Private care was not easy street. In many ways, it was much more challenging for me than working in a facility. Sure, I occasionally lamented the pace and amount of work we had to accomplish on first shift in my facility, but truth be told, that is when I’m at my best. It was harder for me to pull back and refocus my energy than I expected. The hours were long and it was difficult for me to set work boundaries without the guidance of an agency. It could be very lonely and at times I felt very isolated. The flow of the shift was entirely based on other people’s moods and level of pain. There were also amazing aspects of private care. I loved the family. All of them. I loved the freedom of working independently and having the time to really get to know my client. I loved being involved in bringing holidays back into the house and making her laugh. I loved the deeper connections I was able to forge because my focus wasn’t split eight ways to Sunday. That also made it very hard to leave when a new opportunity arose. My two year journey into private care has enriched my experience in this field and added skills, abilities and insight into my work that I would not have gained had I not taken that path for a little while.

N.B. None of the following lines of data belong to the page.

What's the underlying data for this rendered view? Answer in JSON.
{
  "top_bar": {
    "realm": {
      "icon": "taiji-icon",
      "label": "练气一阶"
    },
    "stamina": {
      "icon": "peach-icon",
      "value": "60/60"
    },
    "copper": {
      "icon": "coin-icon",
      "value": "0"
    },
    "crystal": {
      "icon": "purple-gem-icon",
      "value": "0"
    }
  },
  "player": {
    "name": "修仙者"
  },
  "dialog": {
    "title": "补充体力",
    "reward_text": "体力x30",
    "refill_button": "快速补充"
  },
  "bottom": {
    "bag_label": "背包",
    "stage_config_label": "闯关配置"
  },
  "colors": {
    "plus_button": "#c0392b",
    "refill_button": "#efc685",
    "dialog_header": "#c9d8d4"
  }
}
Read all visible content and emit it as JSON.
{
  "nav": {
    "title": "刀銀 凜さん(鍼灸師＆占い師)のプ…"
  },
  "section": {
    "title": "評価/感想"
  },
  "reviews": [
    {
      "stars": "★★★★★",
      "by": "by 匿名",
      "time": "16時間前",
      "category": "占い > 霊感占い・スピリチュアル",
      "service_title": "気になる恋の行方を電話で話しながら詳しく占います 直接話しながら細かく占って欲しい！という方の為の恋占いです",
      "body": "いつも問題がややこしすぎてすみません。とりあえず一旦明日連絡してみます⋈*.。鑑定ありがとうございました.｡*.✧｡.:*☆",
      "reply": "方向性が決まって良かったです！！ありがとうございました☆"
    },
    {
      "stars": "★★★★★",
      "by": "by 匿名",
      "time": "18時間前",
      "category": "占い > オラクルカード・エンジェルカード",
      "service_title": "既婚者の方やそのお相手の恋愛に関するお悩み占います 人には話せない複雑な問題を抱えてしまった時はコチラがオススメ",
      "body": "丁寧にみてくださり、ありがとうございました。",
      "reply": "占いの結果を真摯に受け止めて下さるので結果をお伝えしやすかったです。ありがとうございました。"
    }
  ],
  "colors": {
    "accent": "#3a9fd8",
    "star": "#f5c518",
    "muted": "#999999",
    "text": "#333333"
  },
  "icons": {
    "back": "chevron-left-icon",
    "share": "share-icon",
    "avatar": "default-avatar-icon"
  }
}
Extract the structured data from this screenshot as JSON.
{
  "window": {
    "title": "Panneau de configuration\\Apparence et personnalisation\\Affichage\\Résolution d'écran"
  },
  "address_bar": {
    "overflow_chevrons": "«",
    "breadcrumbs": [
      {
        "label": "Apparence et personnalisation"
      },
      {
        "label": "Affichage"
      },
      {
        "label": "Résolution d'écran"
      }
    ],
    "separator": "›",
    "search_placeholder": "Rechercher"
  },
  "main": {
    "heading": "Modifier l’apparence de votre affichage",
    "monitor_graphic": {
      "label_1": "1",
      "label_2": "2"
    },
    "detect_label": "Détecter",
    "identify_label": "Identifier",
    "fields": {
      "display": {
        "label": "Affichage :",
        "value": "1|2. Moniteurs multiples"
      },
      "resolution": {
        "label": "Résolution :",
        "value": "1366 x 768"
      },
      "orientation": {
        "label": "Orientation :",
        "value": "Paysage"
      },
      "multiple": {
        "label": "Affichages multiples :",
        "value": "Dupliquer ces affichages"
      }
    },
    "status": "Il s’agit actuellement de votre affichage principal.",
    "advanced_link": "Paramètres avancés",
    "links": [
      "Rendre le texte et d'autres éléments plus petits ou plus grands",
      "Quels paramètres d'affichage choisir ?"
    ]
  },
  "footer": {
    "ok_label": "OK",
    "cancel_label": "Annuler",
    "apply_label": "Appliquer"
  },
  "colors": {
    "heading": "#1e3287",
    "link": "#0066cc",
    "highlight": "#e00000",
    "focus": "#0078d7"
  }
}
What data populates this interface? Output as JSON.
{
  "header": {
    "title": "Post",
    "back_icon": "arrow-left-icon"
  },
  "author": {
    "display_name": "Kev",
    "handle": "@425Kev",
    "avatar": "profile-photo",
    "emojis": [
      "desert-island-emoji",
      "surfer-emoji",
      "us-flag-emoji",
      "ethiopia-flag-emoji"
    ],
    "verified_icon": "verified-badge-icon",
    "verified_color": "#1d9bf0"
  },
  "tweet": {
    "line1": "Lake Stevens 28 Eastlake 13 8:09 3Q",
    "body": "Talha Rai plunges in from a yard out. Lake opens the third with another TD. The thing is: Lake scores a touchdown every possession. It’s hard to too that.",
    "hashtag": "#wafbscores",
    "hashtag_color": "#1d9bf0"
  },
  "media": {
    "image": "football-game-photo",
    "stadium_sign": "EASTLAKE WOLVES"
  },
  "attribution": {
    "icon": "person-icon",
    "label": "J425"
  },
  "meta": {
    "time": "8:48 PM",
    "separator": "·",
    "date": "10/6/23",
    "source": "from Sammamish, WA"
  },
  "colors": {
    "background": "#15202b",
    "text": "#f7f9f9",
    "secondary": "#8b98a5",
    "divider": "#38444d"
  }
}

Though I’ve only just begun my jaunt into third shift, I’ve already made some realizations. I understand why they offer a shift differential now. It’s true that the work load is much lighter but that is all I was right about. When I worked first shift, I ran hard. I bled for the job, but when I clocked out for the day I was able to leave work at work. For the most part, anyway. Not so on third. So much of my time in the day is spent trying to effectively work sleep into my schedule so I can be awake and alert through my shift that even when I’m not at work, I’m thinking about work. Or thinking about sleep. And everything else has to be worked in between those two things. The extra money isn’t about what happens on the clock. It’s about the willingness to rearrange life off the clock in order to work when the worlds asleep. It’s about the toll that takes on your mind and body. Sad to say, I would not have connected the dots on that had I never taken this position.
So I am very glad my experience in this field has evolved and hope it will continue to do so. These experiences will remind me not to engage in the “shift wars”. We do not need to tear each other down, ESPECIALLY without having the first clue as to what it’s like from first hand experience. I consider it a lesson well learned.